Organize Where the Relationships Are
Bring the Ruckus has been working closely with FFLIC (Families & Friends of Louisiana’s Incarcerated Children) since almost immediately after Katrina. Although a small organization, our impact on this work has been great because we’ve focused on relationships we built long before Katrina. Through personal relationships built through common work we were able to quickly provide organizing help. Almost all of our members were able to provide support by working where they live because a strategy was built based on existing relationships. This proved to be extremely effective. More than 75 volunteers in more than 20 cities distributed thousands of flyers and conducted scores of interviews in only a couple of weeks. The volunteers used the relationships they already had created; all we did was link this network of relationships. I firmly believe this is the most effective way to truly build a mass base capable of defeating neoliberalism.

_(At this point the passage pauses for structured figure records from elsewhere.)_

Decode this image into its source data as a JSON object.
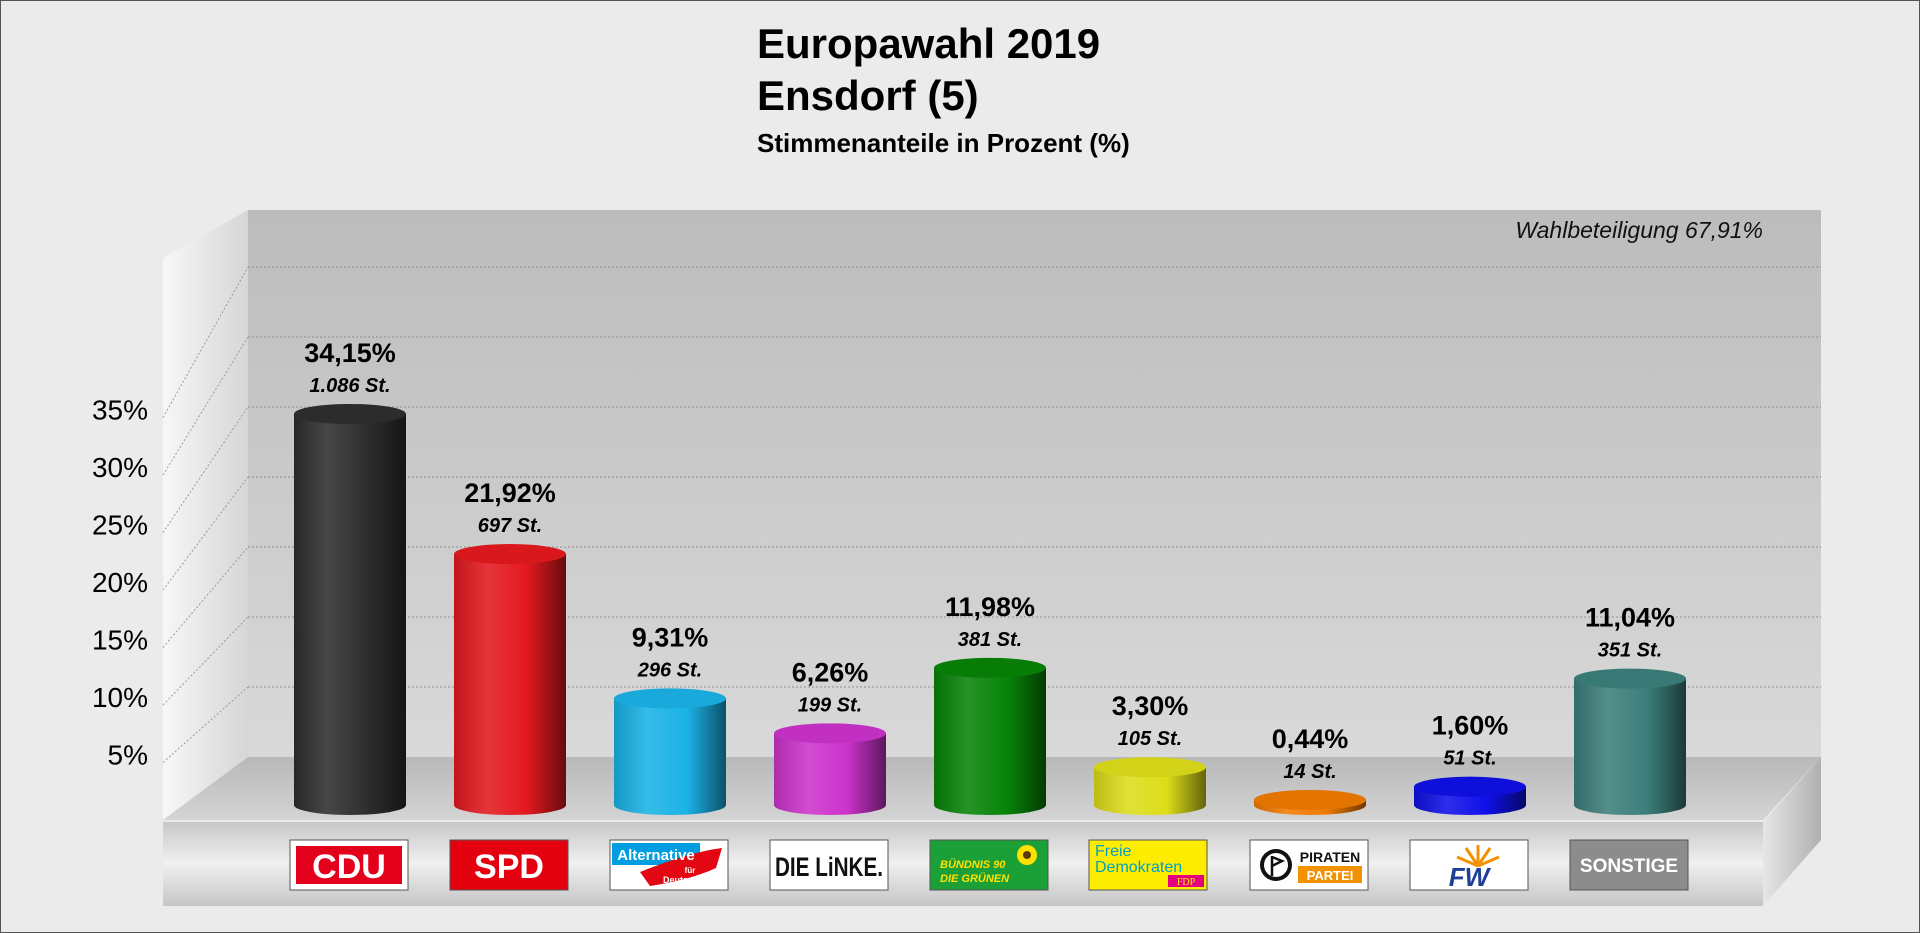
{
  "chart_data": {
    "type": "bar",
    "title": "Europawahl 2019",
    "subtitle": "Ensdorf (5)",
    "caption": "Stimmenanteile in Prozent (%)",
    "annotation": "Wahlbeteiligung 67,91%",
    "ylim": [
      0,
      38
    ],
    "yticks": [
      5,
      10,
      15,
      20,
      25,
      30,
      35
    ],
    "ytick_labels": [
      "5%",
      "10%",
      "15%",
      "20%",
      "25%",
      "30%",
      "35%"
    ],
    "grid": true,
    "categories": [
      "CDU",
      "SPD",
      "Alternative für Deutschland",
      "DIE LINKE.",
      "BÜNDNIS 90 DIE GRÜNEN",
      "Freie Demokraten FDP",
      "PIRATEN PARTEI",
      "FW",
      "SONSTIGE"
    ],
    "values": [
      34.15,
      21.92,
      9.31,
      6.26,
      11.98,
      3.3,
      0.44,
      1.6,
      11.04
    ],
    "value_labels": [
      "34,15%",
      "21,92%",
      "9,31%",
      "6,26%",
      "11,98%",
      "3,30%",
      "0,44%",
      "1,60%",
      "11,04%"
    ],
    "votes": [
      "1.086 St.",
      "697 St.",
      "296 St.",
      "199 St.",
      "381 St.",
      "105 St.",
      "14 St.",
      "51 St.",
      "351 St."
    ],
    "colors": [
      "#2e2e2e",
      "#e3191f",
      "#1ab3e6",
      "#cc33cc",
      "#078407",
      "#dddd1a",
      "#f07a00",
      "#1010e8",
      "#3c7f7b"
    ]
  },
  "logos": {
    "cdu": "CDU",
    "spd": "SPD",
    "afd": {
      "line1": "Alternative",
      "line2": "für",
      "line3": "Deutschland"
    },
    "linke": "DIE LiNKE.",
    "gruene": {
      "line1": "BÜNDNIS 90",
      "line2": "DIE GRÜNEN"
    },
    "fdp": {
      "line1": "Freie",
      "line2": "Demokraten",
      "line3": "FDP"
    },
    "piraten": {
      "line1": "PIRATEN",
      "line2": "PARTEI"
    },
    "fw": "FW",
    "sonstige": "SONSTIGE"
  }
}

Create a Space Where Democracy Can Happen
From now on most of the Katrina organizing should probably focus on helping displaced people create their own structures. The experience of an institution run and controlled by “the common folk” is not widespread in this country. People who’ve had direct experience in making decisions about their own future are better organizers, regardless of the outcome. I think we should be focusing on helping build these structures and learning the lessons from them.
Remember Hurricane Ivan in 2004? There are still people living in shelters. While it’s possible that privatization efforts will close the shelters permanently this time around, the struggle of displaced people is just beginning. This fight is going to go on for a while and we have to be strong in every round.